For me, that group is a band of rebels, especially in the AI-dominated age, who are going to challenge the status quo of the accepting majority – thus helping humanity and society to evolve.
Telling Wrong from Wrong*
The key question here is how one can distinguish a real wrong from the false negative (aka wrong*). And make no mistake: when I wrote that I am wrong most of the time, that is truly how I see myself.
I won’t provide you with a ‘Lifehack’, ‘Snake Oil’, or ‘Utopian vision’ — because I do not have one.
I suggest searching for evidence and analyzing the current state and describing a desired state where the outcome becomes not wrong. Then provide a possible and plausible path toward that state — one that takes a realistic, achievable amount of time.
Sometimes the evidence will help you, and sometimes there is none. Remember, some of the most ground-breaking discoveries were at some point universally judged to be impossible. When to stop believing in a positive outcome — I will leave that up to you.
Consider clarity and honesty: by being open about the state of things — whether it benefits you or not — you will get further as a human and help society advance.
Tell it as if you have skin in the game, because on the important matters you probably do. And if you do not – then show a bit of character and be honest about your best intentions and declare that you are actually just exploring the opportunities.
If you are running a database workload, ask and vote for the features and databases that provide you with solutions and paths to solving real business problems. I am a believer that the one who searches eventually finds the way, even if it takes a longer path. For example, if, in a feature, you see a particular use case, even though it is described as wrong – but the technology still acts that way – good research on whether the behavior is wrong or really wrong* will be needed.

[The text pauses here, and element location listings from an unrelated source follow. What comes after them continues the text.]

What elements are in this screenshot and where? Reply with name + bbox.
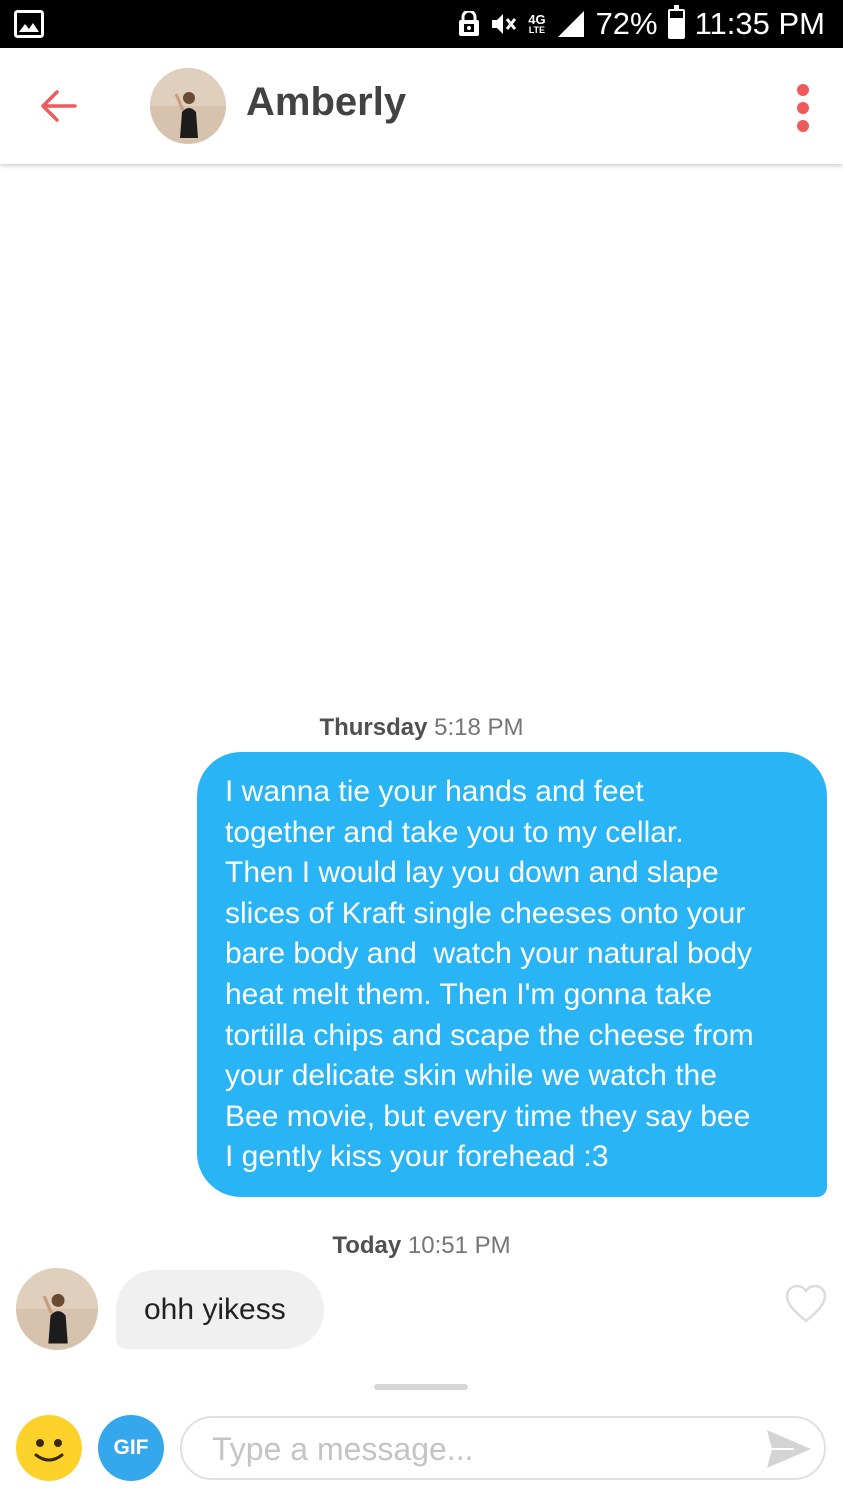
lte-icon: 4G LTE: [528, 12, 546, 35]
back-arrow-icon: [41, 90, 77, 122]
message-timestamp: Today 10:51 PM: [332, 1232, 511, 1259]
message-input[interactable]: [212, 1424, 752, 1474]
message-timestamp: Thursday 5:18 PM: [319, 714, 524, 741]
send-icon: [767, 1430, 811, 1468]
clock: 11:35 PM: [694, 6, 825, 41]
like-message-button[interactable]: [784, 1283, 828, 1325]
overflow-menu-icon: [797, 84, 809, 96]
message-input-container: [180, 1416, 826, 1480]
heart-icon: [785, 1284, 827, 1323]
mute-icon: [490, 11, 518, 37]
contact-name[interactable]: Amberly: [246, 80, 406, 125]
battery-icon: [667, 5, 685, 39]
gif-icon: GIF: [113, 1436, 149, 1459]
sent-message-bubble[interactable]: I wanna tie your hands and feet together…: [197, 752, 827, 1197]
emoji-icon: [34, 1439, 64, 1462]
avatar[interactable]: [150, 68, 226, 144]
avatar[interactable]: [16, 1268, 98, 1350]
overflow-menu-button[interactable]: [783, 78, 823, 138]
status-bar: 4G LTE 72% 11:35 PM: [0, 0, 843, 48]
send-button[interactable]: [764, 1426, 814, 1472]
image-icon: [14, 10, 44, 38]
lock-icon: [458, 11, 480, 37]
chat-header: Amberly: [0, 48, 843, 164]
received-message-bubble[interactable]: ohh yikess: [116, 1270, 324, 1349]
signal-icon: [556, 9, 586, 39]
back-button[interactable]: [30, 78, 86, 134]
gif-button[interactable]: GIF: [98, 1415, 164, 1481]
emoji-button[interactable]: [16, 1415, 82, 1481]
battery-percentage: 72%: [595, 6, 658, 41]
drag-handle[interactable]: [374, 1384, 468, 1390]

Well, here is a story I have told to just a handful of people before. Many years ago, a well-known researcher sent me a copy of a whitepaper he was about to publish. He wanted my opinion and feedback. He was too kind and I still feel today that I did not deserve that. I did my best at the time (which by today’s view was mediocre at best), but I had a point of view and I implied in my answer that some part of the technology should have worked in a different way. He replied, confidently and reasonably, that he had researched it and that it should work the way he had described. It looked like I was wrong and I did not argue. And surprisingly, around six months later, I was not just wrong* but eventually even “not wrong”.
For many years one of the maxims in my house has been – if the future generations are not ashamed of our behavior and of us being extremely wrong and naive, then society has not moved the needle far enough.
We are all extremely wrong in our beliefs and assertions, we just do not know or do not understand it.
Final thoughts
Well … I just might be wrong again with my way of seeing things.
But I’d rather be wrong and find out if, by some good chance, I just might be wrong*.
A very important person in my life, weeks before passing away, told me – “Never agree by default. Be the contrarian voice. Because it matters. Because the majority is always agreeing.”